Visiblement, les Chinois sont en train de boucler le territoire. Sur les images prises par les caméras, on voit des gens qui disparaissent dans des camions. Quand on connaît les pratiques du gouvernement chinois, on peut penser qu'ils vont disparaître pour longtemps, être torturés ou exécutés.
Que pensez-vous de la position du Canada dans ce dossier ?
Quand on entend dire par le gouvernement du Canada que la situation s'améliore au Tibet, c'est de l'hypocrisie pure et simple. Tant que la chape de plomb qui pèse depuis des années sur cette région ne sera pas levée, il n'y aura pas de progrès. Il faut que la Chine ouvre les portes du territoire et que les journalistes puissent rentrer faire leur travail. Alors seulement on pourra parler d'évolution.
Comment pourrait-on faire pression sur le gouvernement chinois ?

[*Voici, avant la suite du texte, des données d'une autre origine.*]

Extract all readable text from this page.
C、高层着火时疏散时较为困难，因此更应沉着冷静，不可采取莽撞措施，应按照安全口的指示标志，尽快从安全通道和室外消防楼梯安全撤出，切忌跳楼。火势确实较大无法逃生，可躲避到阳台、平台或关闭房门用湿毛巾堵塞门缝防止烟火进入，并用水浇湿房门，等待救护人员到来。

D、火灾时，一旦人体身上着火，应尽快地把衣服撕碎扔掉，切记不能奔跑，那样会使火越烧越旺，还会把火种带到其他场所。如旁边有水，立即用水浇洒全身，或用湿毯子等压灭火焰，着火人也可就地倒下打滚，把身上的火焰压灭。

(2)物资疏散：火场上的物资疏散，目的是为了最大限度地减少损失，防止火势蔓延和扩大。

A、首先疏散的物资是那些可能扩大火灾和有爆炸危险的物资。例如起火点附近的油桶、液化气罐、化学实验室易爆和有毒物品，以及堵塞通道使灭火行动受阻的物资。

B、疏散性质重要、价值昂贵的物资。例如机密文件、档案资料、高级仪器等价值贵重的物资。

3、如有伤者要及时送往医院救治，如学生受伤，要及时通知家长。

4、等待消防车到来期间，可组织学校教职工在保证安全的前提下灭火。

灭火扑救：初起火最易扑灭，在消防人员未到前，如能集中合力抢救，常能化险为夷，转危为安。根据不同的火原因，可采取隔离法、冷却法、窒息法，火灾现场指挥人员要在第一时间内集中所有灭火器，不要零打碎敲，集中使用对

On pourrait faire jouer l'arme économique. Plusieurs entreprises canadiennes sont très actives en Chine. Il y a de gros intérêts. Bombardier, par exemple, doit fournir les wagons pour le chemin de fer Chine-Tibet. Plusieurs compagnies minières canadiennes sont très présentes.
Devrait-on boycotter les Jeux olympiques de Pékin ?
Au contraire. Les Jeux olympiques sont l'occasion pour que les journalistes étrangers puissent enfin entrer sur le territoire tibétain. On ne devrait pas aller jusqu'au boycott, car la meilleure solution actuellement, c'est que le plus de monde possible aille sur place pour témoigner de ce qui se passe.
Le Dalaï-Lama est-il encore un leader reconnu par les Tibétains?
Plusieurs médias ont affirmé que les jeunes Tibétains en avaient assez de la stratégie du Dalaï-Lama, qu'il n'était plus qu'une figure romantique. Quand on se rend sur place, on perçoit tout de même que la culture bouddhiste reste bien ancrée chez les jeunes. Il n'en reste pas moins que la vision de la solution pour le peuple tibétain sera plus laïque et concrète que religieuse.